Figure 1 shows a sketch of part of the graph of $y = g(x)$, where g(x) = 3 + \sqrt{x + 2}, \; x > -2 (a) State the range of g - Edexcel - A-Level Maths Pure - Question 5 - 2017 - Paper 4

To find the inverse function, start with:

$y = 3 + \sqrt{x + 2}$

1. Rearranging gives: [ \sqrt{x + 2} = y - 3 ]
2. Squaring both sides results in: [ x + 2 = (y - 3)^2 ]
3. Thus, [ x = (y - 3)^2 - 2 ]
4. Therefore, the inverse function is: [ g^{-1}(x) = (x - 3)^2 - 2 ]
5. The domain for $g^{-1}(x)$ matches the range of $g(x)$, which is $[3, \infty)$.
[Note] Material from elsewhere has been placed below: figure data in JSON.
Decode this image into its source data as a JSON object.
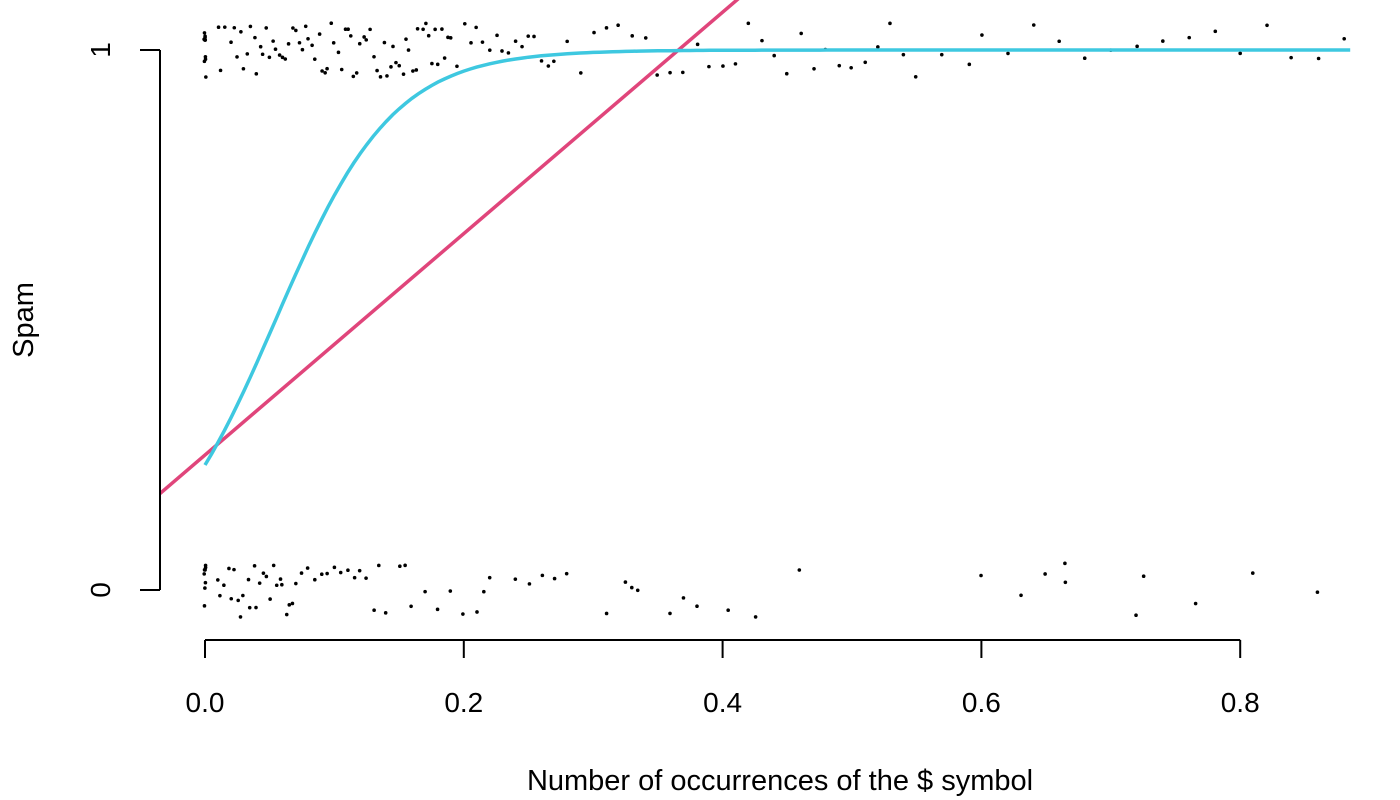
{
  "chart_data": {
    "type": "scatter",
    "title": "",
    "xlabel": "Number of occurrences of the $ symbol",
    "ylabel": "Spam",
    "xlim": [
      -0.035,
      0.885
    ],
    "ylim": [
      -0.06,
      1.06
    ],
    "x_ticks": [
      0.0,
      0.2,
      0.4,
      0.6,
      0.8
    ],
    "x_tick_labels": [
      "0.0",
      "0.2",
      "0.4",
      "0.6",
      "0.8"
    ],
    "y_ticks": [
      0,
      1
    ],
    "y_tick_labels": [
      "0",
      "1"
    ],
    "grid": false,
    "legend": "none",
    "points": {
      "jitter": "vertical",
      "spam_1": {
        "y": 1,
        "x": [
          0.0,
          0.0,
          0.0,
          0.0,
          0.0,
          0.0,
          0.0,
          0.0,
          0.0,
          0.0,
          0.01,
          0.012,
          0.015,
          0.02,
          0.022,
          0.025,
          0.028,
          0.03,
          0.033,
          0.035,
          0.038,
          0.04,
          0.043,
          0.045,
          0.048,
          0.05,
          0.052,
          0.055,
          0.058,
          0.06,
          0.062,
          0.065,
          0.068,
          0.07,
          0.073,
          0.075,
          0.078,
          0.08,
          0.083,
          0.085,
          0.088,
          0.09,
          0.093,
          0.095,
          0.098,
          0.1,
          0.103,
          0.105,
          0.108,
          0.11,
          0.113,
          0.115,
          0.118,
          0.12,
          0.123,
          0.125,
          0.128,
          0.13,
          0.133,
          0.135,
          0.138,
          0.14,
          0.143,
          0.145,
          0.148,
          0.15,
          0.153,
          0.155,
          0.158,
          0.16,
          0.163,
          0.165,
          0.168,
          0.17,
          0.173,
          0.175,
          0.178,
          0.18,
          0.183,
          0.185,
          0.188,
          0.19,
          0.195,
          0.2,
          0.205,
          0.21,
          0.215,
          0.22,
          0.225,
          0.23,
          0.235,
          0.24,
          0.245,
          0.25,
          0.255,
          0.26,
          0.265,
          0.27,
          0.28,
          0.29,
          0.3,
          0.31,
          0.32,
          0.33,
          0.34,
          0.35,
          0.36,
          0.37,
          0.38,
          0.39,
          0.4,
          0.41,
          0.42,
          0.43,
          0.44,
          0.45,
          0.46,
          0.47,
          0.48,
          0.49,
          0.5,
          0.51,
          0.52,
          0.53,
          0.54,
          0.55,
          0.57,
          0.59,
          0.6,
          0.62,
          0.64,
          0.66,
          0.68,
          0.7,
          0.72,
          0.74,
          0.76,
          0.78,
          0.8,
          0.82,
          0.84,
          0.86,
          0.88
        ]
      },
      "spam_0": {
        "y": 0,
        "x": [
          0.0,
          0.0,
          0.0,
          0.0,
          0.0,
          0.0,
          0.0,
          0.0,
          0.01,
          0.012,
          0.015,
          0.018,
          0.02,
          0.023,
          0.025,
          0.028,
          0.03,
          0.033,
          0.035,
          0.038,
          0.04,
          0.043,
          0.045,
          0.048,
          0.05,
          0.053,
          0.055,
          0.058,
          0.06,
          0.063,
          0.065,
          0.068,
          0.07,
          0.075,
          0.08,
          0.085,
          0.09,
          0.095,
          0.1,
          0.105,
          0.11,
          0.115,
          0.12,
          0.125,
          0.13,
          0.135,
          0.14,
          0.15,
          0.155,
          0.16,
          0.17,
          0.18,
          0.19,
          0.2,
          0.21,
          0.215,
          0.22,
          0.24,
          0.25,
          0.26,
          0.27,
          0.28,
          0.31,
          0.325,
          0.33,
          0.335,
          0.36,
          0.37,
          0.38,
          0.405,
          0.425,
          0.46,
          0.6,
          0.63,
          0.65,
          0.665,
          0.665,
          0.72,
          0.725,
          0.765,
          0.81,
          0.86
        ]
      }
    },
    "series": [
      {
        "type": "line",
        "model": "linear",
        "intercept": 0.25,
        "slope": 2.05,
        "color": "#e0457b"
      },
      {
        "type": "line",
        "model": "logistic",
        "intercept": -1.2,
        "slope": 22,
        "color": "#3ec8e0"
      }
    ]
  }
}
To find the value of $x$ such that:

$g(x) = x$

1. Setting up the equation gives: [ 3 + \sqrt{x + 2} = x ]
2. Rearranging leads to: [ \sqrt{x + 2} = x - 3 ]
3. Squaring both sides gives: [ x + 2 = (x - 3)^2 ]
4. Expanding the right-hand side: [ x + 2 = x^2 - 6x + 9 ]
5. Rearranging yields: [ x^2 - 7x + 7 = 0 ]
6. Using the quadratic formula, we find: [ x = \frac{7 \pm \sqrt{49 - 28}}{2} = \frac{7 \pm \sqrt{21}}{2} ]
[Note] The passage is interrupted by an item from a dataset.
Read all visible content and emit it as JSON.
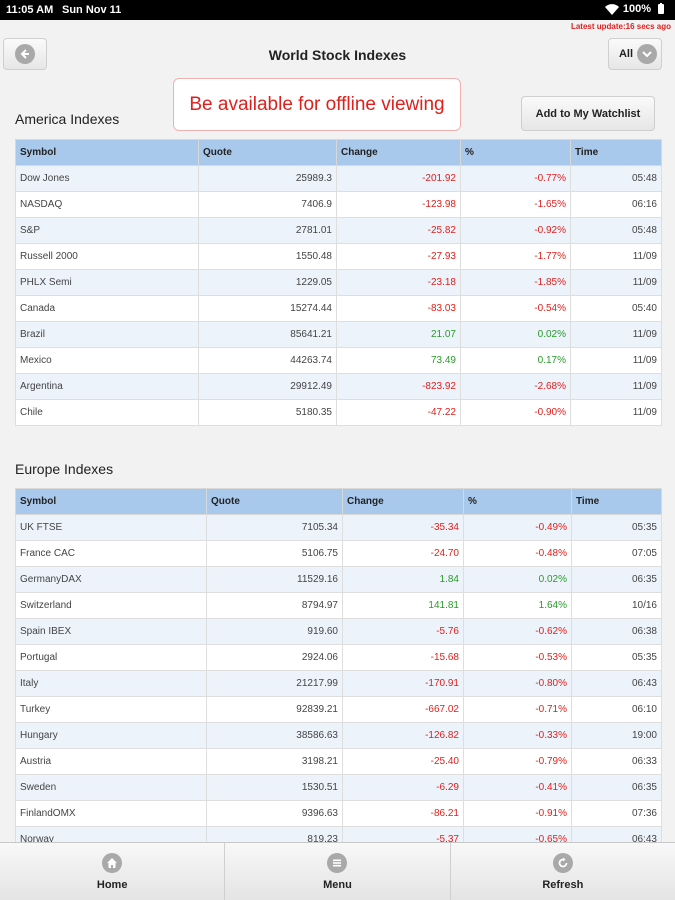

From part (c), the solutions for $x$ can be either: [ a_1 = \frac{7 + \sqrt{21}}{2} ] or [ a_2 = \frac{7 - \sqrt{21}}{2} ]
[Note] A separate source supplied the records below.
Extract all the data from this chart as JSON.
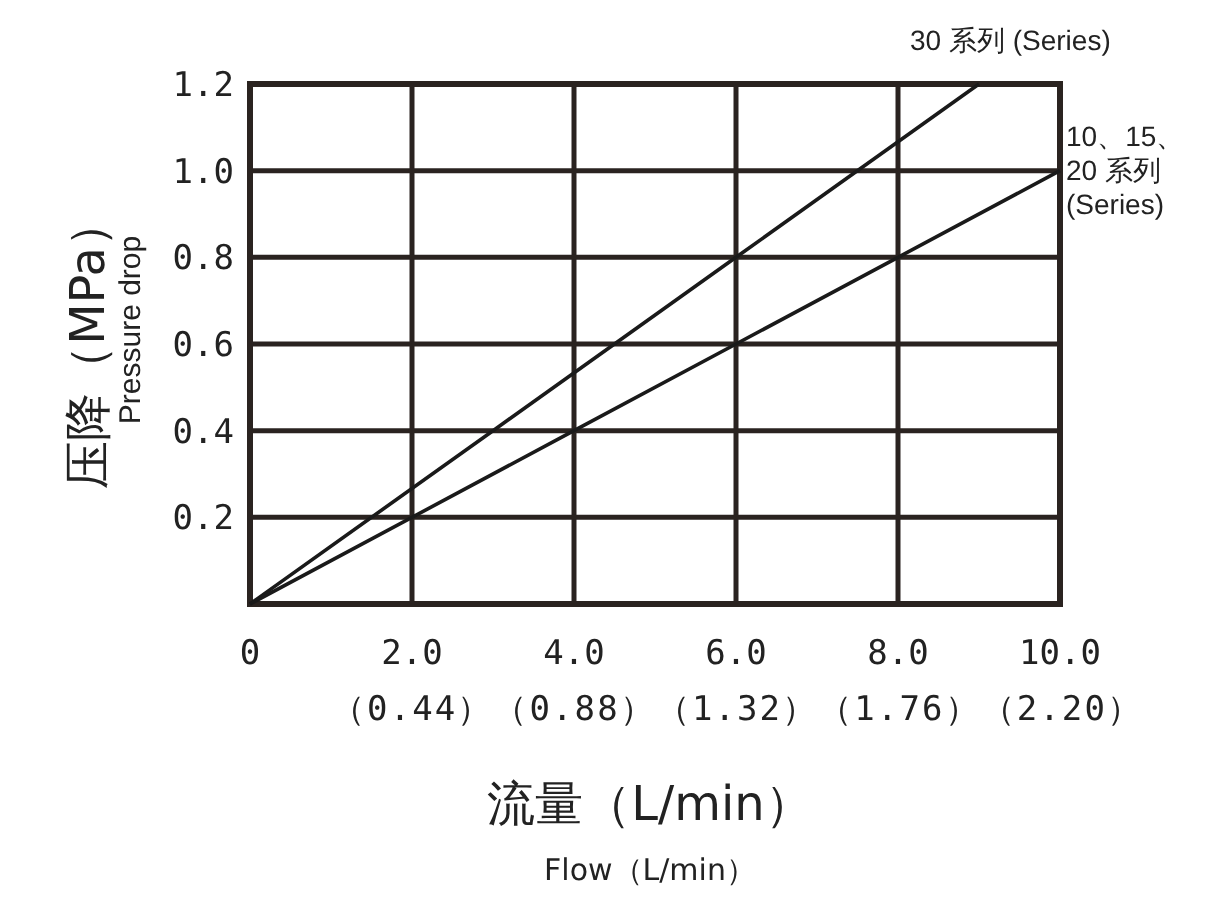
{
  "chart_data": {
    "type": "line",
    "xlabel": "流量（L/min）",
    "ylabel": "压降（MPa）",
    "annotations": [
      "Pressure drop",
      "Flow（L/min）",
      "（0.44）（0.88）（1.32）（1.76）（2.20）"
    ],
    "xlim": [
      0,
      10
    ],
    "ylim": [
      0,
      1.2
    ],
    "xticks": [
      0,
      {
        "value": 2,
        "label": "2.0"
      },
      {
        "value": 4,
        "label": "4.0"
      },
      {
        "value": 6,
        "label": "6.0"
      },
      {
        "value": 8,
        "label": "8.0"
      },
      {
        "value": 10,
        "label": "10.0"
      }
    ],
    "yticks": [
      {
        "value": 0,
        "label": null
      },
      {
        "value": 0.2,
        "label": "0.2"
      },
      {
        "value": 0.4,
        "label": "0.4"
      },
      {
        "value": 0.6,
        "label": "0.6"
      },
      {
        "value": 0.8,
        "label": "0.8"
      },
      {
        "value": 1.0,
        "label": "1.0"
      },
      {
        "value": 1.2,
        "label": "1.2"
      }
    ],
    "grid": true,
    "legend": false,
    "marker": "none",
    "line_style": "solid",
    "series": [
      {
        "name": "30 系列 (Series)",
        "color": "#1a1a1a",
        "x": [
          0,
          3,
          6,
          9
        ],
        "values": [
          0,
          0.4,
          0.8,
          1.2
        ]
      },
      {
        "name": "10、15、20 系列 (Series)",
        "color": "#1a1a1a",
        "x": [
          0,
          4,
          6,
          8,
          10
        ],
        "values": [
          0,
          0.4,
          0.6,
          0.8,
          1.0
        ]
      }
    ]
  }
}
1. We can substitute $a$ into either function $g(a)$ or $g^{-1}(a)$ and equate them.
2. Thus, the values of $a$ must correspond to both parts $g(a) = g^{-1}(a)$, leading to: [ g(a) = 3 + \sqrt{a + 2} ] for values of $a$ calculated alongside the previous findings.